39. The method of claim 34, wherein the physical data includes thickness measurements made by optical coherence tomography.

40. The method of claim 34, wherein the minimum depth and location of surface irregularities are determined using the corneal biomechanical model also informed by a database of corneal measurements from multiple patients.

41. The method of claim 34, wherein the contact lens is part of a patient interface device.

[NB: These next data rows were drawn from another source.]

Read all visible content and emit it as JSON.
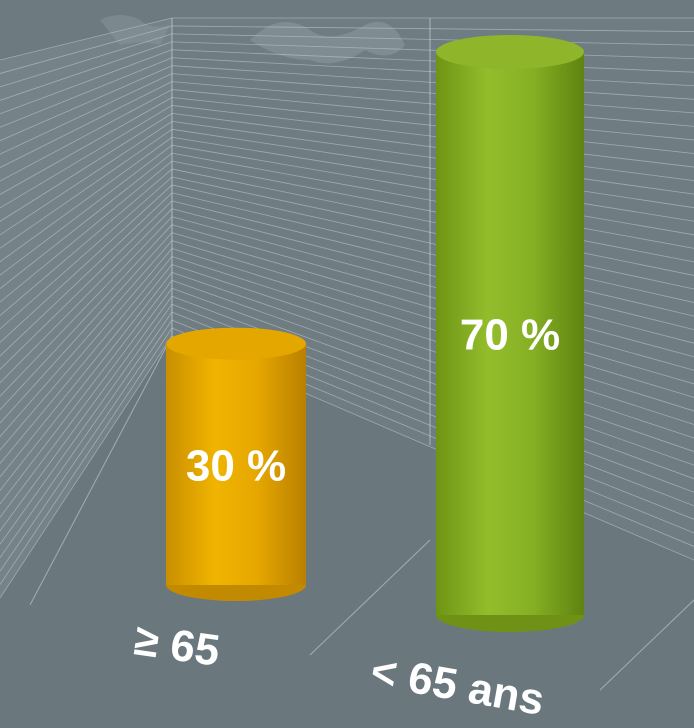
{
  "chart_data": {
    "type": "bar",
    "categories": [
      "≥ 65",
      "< 65 ans"
    ],
    "values": [
      30,
      70
    ],
    "data_labels": [
      "30 %",
      "70 %"
    ],
    "ylim": [
      0,
      70
    ],
    "grid": true,
    "colors": {
      "background": "#6d7b81",
      "bar_1": "#e8a800",
      "bar_2": "#84ad22",
      "grid": "#c9d0d3",
      "label": "#ffffff"
    }
  }
}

42. A system of resecting corneal tissue, the system comprising:

an interface programmed with a biomechanical model of corneal tissue and physical data collected from a recipient cornea and from a donor cornea, wherein the interface provides a depth range using the biomechanical model for selection of a resection depth from an anterior corneal surface, the resection depth between a first depth based on the biomechanical model and a second depth based on the biomechanical model, the first depth corresponding to maintaining a post-operative stability of a recipient cornea when a posterior portion of corneal tissue is resected commencing at the minimum depth, the second depth corresponding to minimizing surface irregularities at the resection depth associated with appalanation of a first virtual contact lens onto the anterior surface of the recipient cornea;

a contact lens, wherein the contact lens is placed against the anterior surface and applanates the anterior surface and conforms it to the contact lens shape;

a surgical laser, wherein the surgical laser emits a pulsed laser beam;

a focusing assembly, wherein the focusing assembly focuses the pulsed laser beam into the recipient cornea; and

a controller, wherein the controller receives the resection depth from the interface, moves a focal point of the pulsed laser beam within the recipient cornea using the focusing assembly, and directs the focal point of the pulsed laser beam to make a resection incision for resecting a portion of the cornea, wherein the resection incision is made at the resection depth.

43. The system of claim 42, wherein the resection incision is at a uniform distance from one of a posterior surface of the recipient cornea or the anterior surface.

44. The system of claim 42, wherein the controller controls the surgical laser to make the resection incision for resecting a posterior portion of the recipient cornea.